The company gave Anderson a sense of purpose and fulfillment during her battle with breast cancer.
“We had so many new wins during that season, like being a part of a distributor. It was like a big win and that was our first store during my process,” she said. “So, it was cool to have something to look forward to and then also that feeling made me think, ‘Outside of wine, what brings me happiness’ and that’s what led me on a journey, and it really helped me with the healing and creating a positive mindset.”
Also, after beating breast cancer, Anderson wanted to find a way to help other women on this journey, so she partnered with organizations like “I Will Survive (IWS)” to help provide economic and emotional support for women during their fight and highlight the disease and offer more opportunities for wellness checks and prevention.
With the partnership, they donate 10% of each of their Bubbly Rose’ wines to the IWS organization. IWS helps to economically put money in the hands of women who are going through this diagnosis because it’s expensive. Anderson said she spent $2,000 on something to try and preserve her hair and it didn’t even work.
While Anderson has a passion for wine, she also has a huge passion for traveling.

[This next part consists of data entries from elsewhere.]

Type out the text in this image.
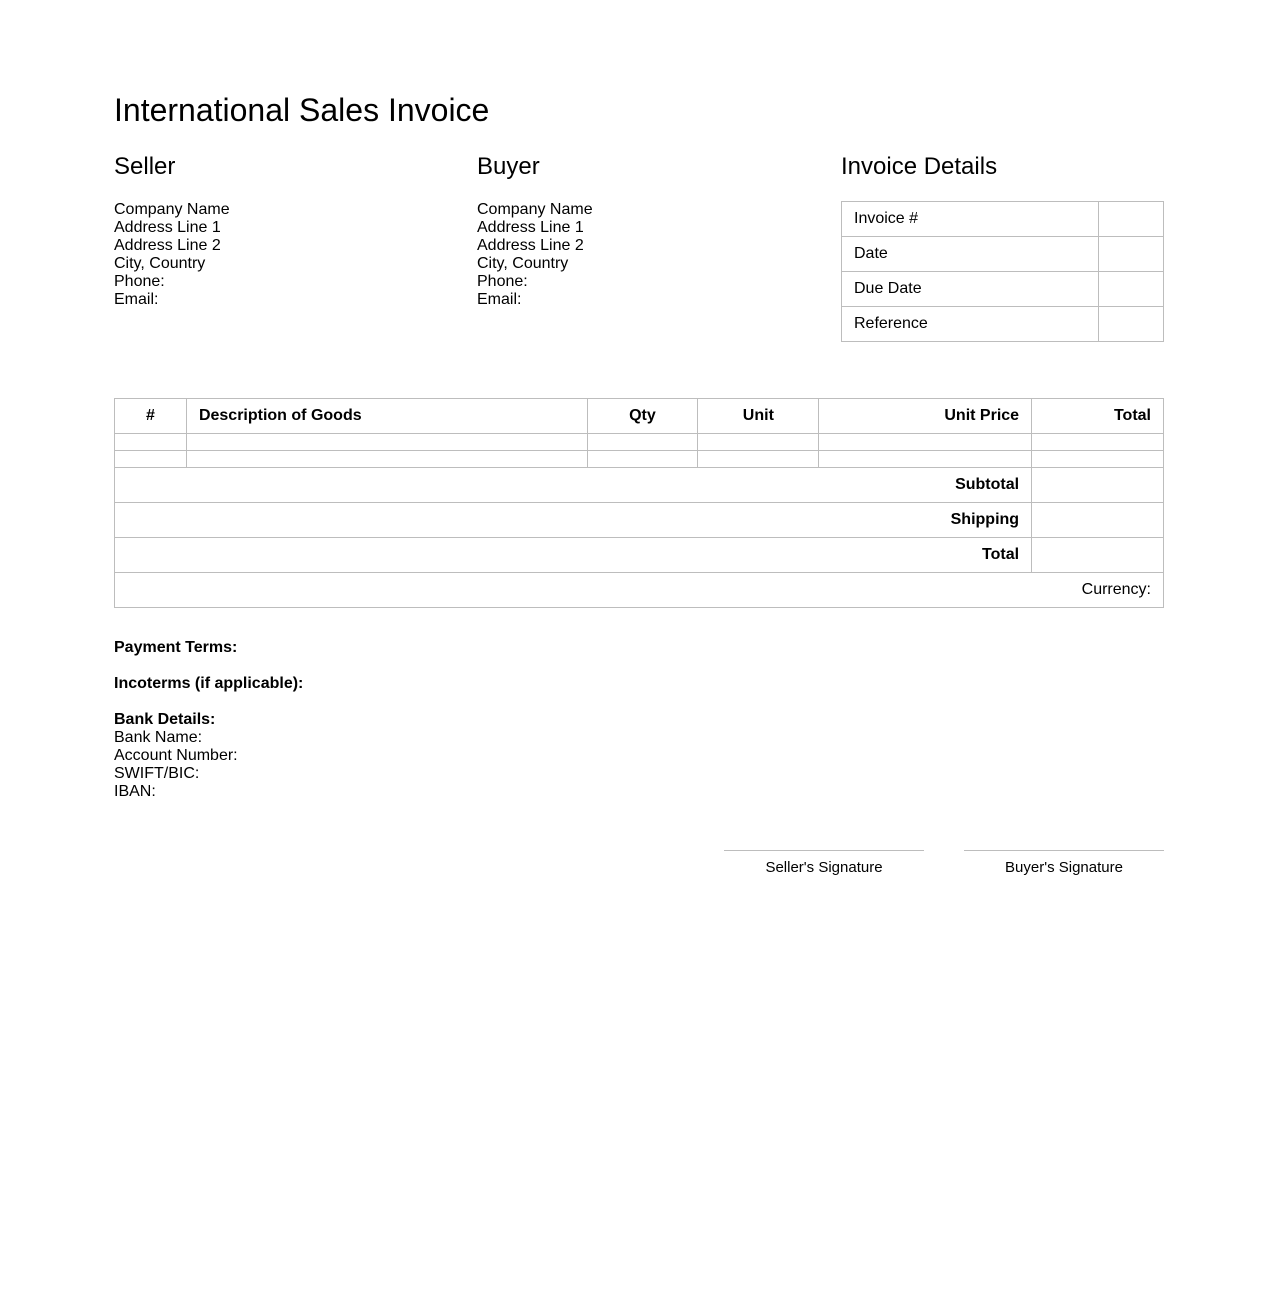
International Sales Invoice
Seller
Company Name
Address Line 1
Address Line 2
City, Country
Phone:
Email:
Buyer
Company Name
Address Line 1
Address Line 2
City, Country
Phone:
Email:
Invoice Details
Invoice #	
Date	
Due Date	
Reference	
#	Description of Goods	Qty	Unit	Unit Price	Total

Subtotal					
Shipping					
Total					
Currency:					
Payment Terms:
Incoterms (if applicable):
Bank Details:
Bank Name:
Account Number:
SWIFT/BIC:
IBAN:
Seller's Signature	Buyer's Signature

She traveled to Angola right after her radiation treatment. She also just came back from Greece and will be in the Bahamas in a couple of weeks.
“I love to travel and see the world and it’s probably my biggest passion outside of wine. Aside from that, I’m an outdoors girl, I love the movies, walking, and being out in nature,” she said.
For advice to anyone battling cancer, Anderson says to embrace the feelings.
“I think sometimes we try to force ourselves into these positions of peace and happiness, and we try to adjust like a diet, but you can’t. It takes 21 days to create a habit. It’s not something that happens overnight, so embrace the moment of what it is and understand,” she said.
Anderson said to do introspective work on understanding where you are in the moment and what might God be trying to teach you.
“From there, don’t look at it as a death sentence. It’s a challenge, but there are ways, and a positive mindset is key. You can absolutely overcome that, but you must believe that within yourself and if you truly believe that it’s going to happen,” she said. “Some people find their healing and happiness through laughter; I would have my mom and I watch funny movies and comedy skits. I watched a lot of ‘Wild ‘n Out’ reruns.
Anderson also said you dictate who is in your bubble.
“Everybody can’t fit in your bubble. If you have negative people in your life during this period while you’re healing, you must let them go,” she said. “That was probably the hardest part for me because I’m a socialite, but I did not interact with as many people during my healing time because I have to protect my energy.”
Furthermore, Anderson said there’s a lot of reasons why people get diagnosed with cancer, however she did not have the gene for it after getting tested, but she in fact had a very stressful lifestyle.
“What I believe for myself is that it was stress induced. I wasn’t drinking the water like I was supposed to or exercising. I honestly may eat once a day because I was so busy and so my thing and the message that I really want to help other young people, we got to take a pause,” she said. “We are in extreme grind mode and have ambitious goals, but it’s going to mean nothing if you’re not there to receive it and achieve it. So, my biggest thing is we must mitigate our stress. It’s not to say it doesn’t exist at all, but it’s all about making sure we intentionally take the time to pause.”